The FFCRA allows employers to exclude “health care providers” from leave under the Act.  In its original rule, the DOL provided an expansive definition of a “health care provider” by focusing on the types of employers who could exercise the exemption.  However, in striking this provision, the District Court held that any definition of health care provider must include a role-specific determination of who is capable of providing healthcare services depending on the skills, roles, duties or capabilities of the employees and cannot hinge entirely on the identity of the employer. 

In determining the set of employees who may be excluded from FFCRA leave, the DOL defined two groups: (1) anyone who is a licensed doctor of medicine, nurse practitioner or other health care provider permitted to issue a certification for FMLA purposes; and (2) any other person who is employed to provide diagnostic services, preventative services, treatment services or other services that are integrated with and necessary to the provision of patient care. 

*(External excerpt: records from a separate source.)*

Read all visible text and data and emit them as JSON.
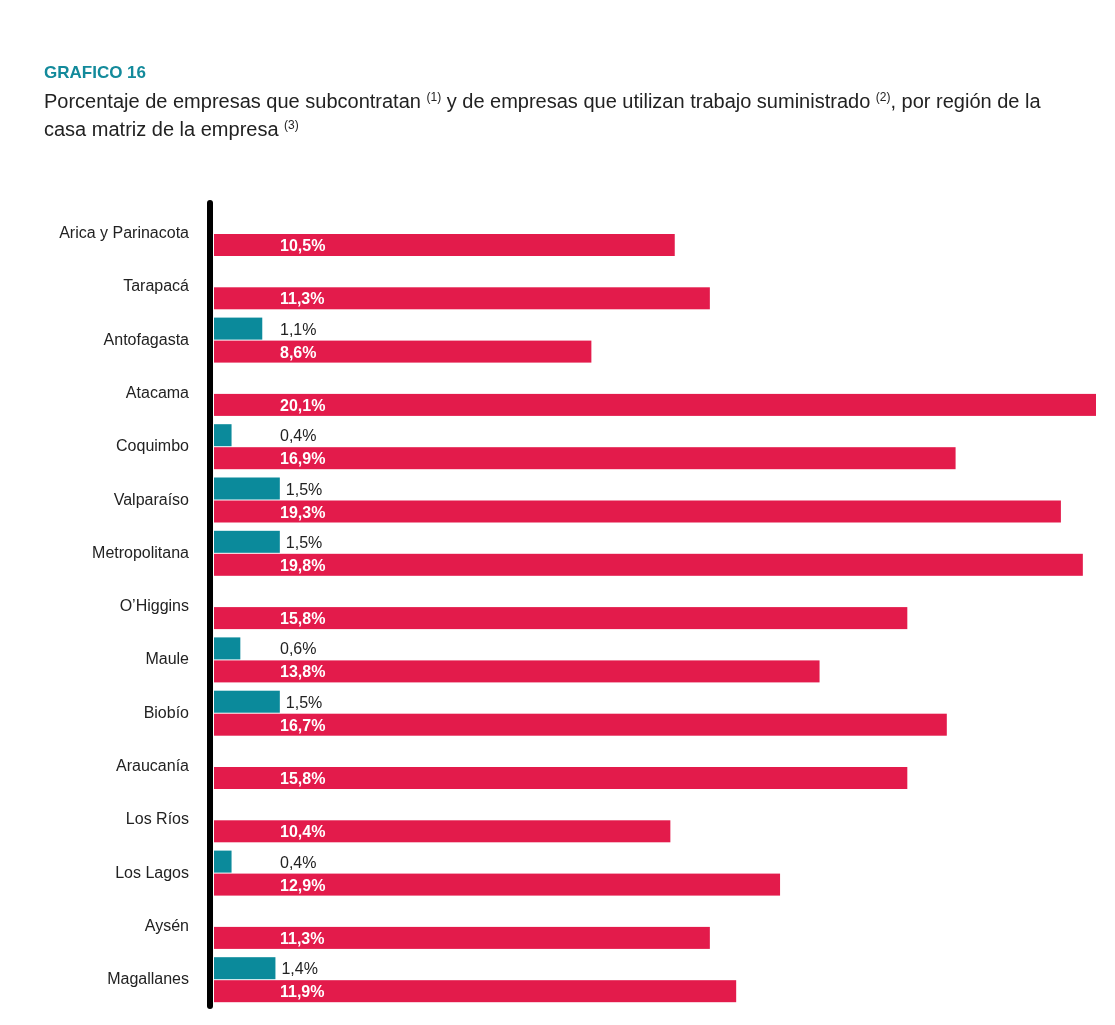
{
  "chart_data": {
    "type": "bar",
    "orientation": "horizontal",
    "title": "GRAFICO 16",
    "subtitle": "Porcentaje de empresas que subcontratan $^{(1)}$ y de empresas que utilizan trabajo suministrado $^{(2)}$, por región de la casa matriz de la empresa $^{(3)}$",
    "categories": [
      "Arica y Parinacota",
      "Tarapacá",
      "Antofagasta",
      "Atacama",
      "Coquimbo",
      "Valparaíso",
      "Metropolitana",
      "O’Higgins",
      "Maule",
      "Biobío",
      "Araucanía",
      "Los Ríos",
      "Los Lagos",
      "Aysén",
      "Magallanes"
    ],
    "series": [
      {
        "color": "#0b8a9b",
        "values": [
          null,
          null,
          1.1,
          null,
          0.4,
          1.5,
          1.5,
          null,
          0.6,
          1.5,
          null,
          null,
          0.4,
          null,
          1.4
        ],
        "value_labels": [
          null,
          null,
          "1,1%",
          null,
          "0,4%",
          "1,5%",
          "1,5%",
          null,
          "0,6%",
          "1,5%",
          null,
          null,
          "0,4%",
          null,
          "1,4%"
        ]
      },
      {
        "color": "#e31b4b",
        "values": [
          10.5,
          11.3,
          8.6,
          20.1,
          16.9,
          19.3,
          19.8,
          15.8,
          13.8,
          16.7,
          15.8,
          10.4,
          12.9,
          11.3,
          11.9
        ],
        "value_labels": [
          "10,5%",
          "11,3%",
          "8,6%",
          "20,1%",
          "16,9%",
          "19,3%",
          "19,8%",
          "15,8%",
          "13,8%",
          "16,7%",
          "15,8%",
          "10,4%",
          "12,9%",
          "11,3%",
          "11,9%"
        ]
      }
    ]
  }
}
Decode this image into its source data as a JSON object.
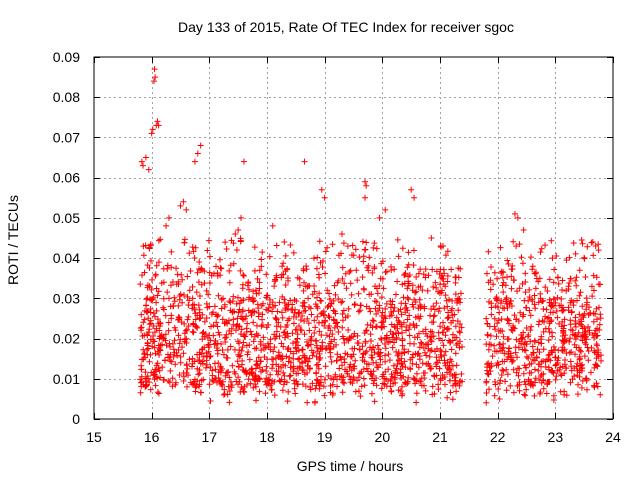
{
  "chart_data": {
    "type": "scatter",
    "title": "Day 133 of 2015, Rate Of TEC Index for receiver sgoc",
    "xlabel": "GPS time / hours",
    "ylabel": "ROTI / TECUs",
    "xlim": [
      15,
      24
    ],
    "ylim": [
      0,
      0.09
    ],
    "x_ticks": [
      "15",
      "16",
      "17",
      "18",
      "19",
      "20",
      "21",
      "22",
      "23",
      "24"
    ],
    "y_ticks": [
      "0",
      "0.01",
      "0.02",
      "0.03",
      "0.04",
      "0.05",
      "0.06",
      "0.07",
      "0.08",
      "0.09"
    ],
    "grid": true,
    "marker": "+",
    "color": "#ff0000",
    "data_segments": [
      {
        "x_start": 15.8,
        "x_end": 21.4
      },
      {
        "x_start": 21.8,
        "x_end": 23.8
      }
    ],
    "typical_range": [
      0.005,
      0.045
    ],
    "max_point": {
      "x": 16.05,
      "y": 0.087
    },
    "series": [
      {
        "name": "ROTI",
        "points": [
          [
            15.83,
            0.064
          ],
          [
            15.85,
            0.063
          ],
          [
            15.9,
            0.065
          ],
          [
            15.95,
            0.062
          ],
          [
            16.0,
            0.071
          ],
          [
            16.02,
            0.072
          ],
          [
            16.04,
            0.084
          ],
          [
            16.05,
            0.087
          ],
          [
            16.06,
            0.085
          ],
          [
            16.08,
            0.073
          ],
          [
            16.1,
            0.074
          ],
          [
            16.12,
            0.073
          ],
          [
            16.75,
            0.064
          ],
          [
            16.8,
            0.066
          ],
          [
            16.85,
            0.068
          ],
          [
            17.6,
            0.064
          ],
          [
            18.65,
            0.064
          ],
          [
            19.7,
            0.059
          ],
          [
            19.72,
            0.058
          ],
          [
            19.7,
            0.055
          ],
          [
            18.95,
            0.057
          ],
          [
            19.0,
            0.055
          ],
          [
            20.5,
            0.057
          ],
          [
            20.55,
            0.055
          ],
          [
            22.3,
            0.051
          ],
          [
            22.35,
            0.05
          ],
          [
            22.45,
            0.047
          ],
          [
            16.5,
            0.053
          ],
          [
            16.55,
            0.054
          ],
          [
            16.6,
            0.052
          ],
          [
            17.45,
            0.046
          ],
          [
            17.5,
            0.047
          ],
          [
            17.55,
            0.05
          ],
          [
            18.1,
            0.048
          ],
          [
            18.3,
            0.044
          ],
          [
            19.95,
            0.05
          ],
          [
            20.05,
            0.052
          ],
          [
            20.85,
            0.045
          ],
          [
            22.95,
            0.04
          ],
          [
            23.65,
            0.044
          ],
          [
            23.7,
            0.043
          ],
          [
            23.75,
            0.042
          ],
          [
            16.25,
            0.048
          ],
          [
            16.3,
            0.05
          ],
          [
            19.3,
            0.046
          ]
        ]
      }
    ]
  }
}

An employee is not a health care provider merely because his or her employer provides health care services, or the employee provides a service that affects the provision of health care services.  Examples of these employees include IT professionals, building maintenance staff, human resources personnel, cooks, food services, records managers, consultants, and billers.  These employees are not health care providers, even if they work at a hospital or a health care facility.

Notice and Documentation Requirements

Under the previous rules and regulations, the DOL required the employee to provide the employer certain documentation prior to taking FFCRA leave.  The District Court held that this requirement is inconsistent with the statute’s notice provision which allows an employer to request notice for taking leave only after the first workday for paid sick leave or as is practicable for E-FMLA.  As a result, the DOL amended this provision to allow documentation to be given as soon as practicable, usually when the employee provides notice.  In situations where an employee seeks E-FMLA leave to care for a child, the employee must provide the employer with notice of leave as soon as practicable.  If E-FMLA is foreseeable, such as a school closure an employee learns in advance, the DOL anticipates the employee will give notice before taking leave.  However, if E-FMLA leave is not foreseeable, an employee may begin taking leave without giving prior notice but must still give notice as soon as practicable.

Currently, leave under the FFCRA ends on December 31, 2020.  We will continue to monitor this situation and will provide updates regarding any new or updated guidance relating to the FFCRA.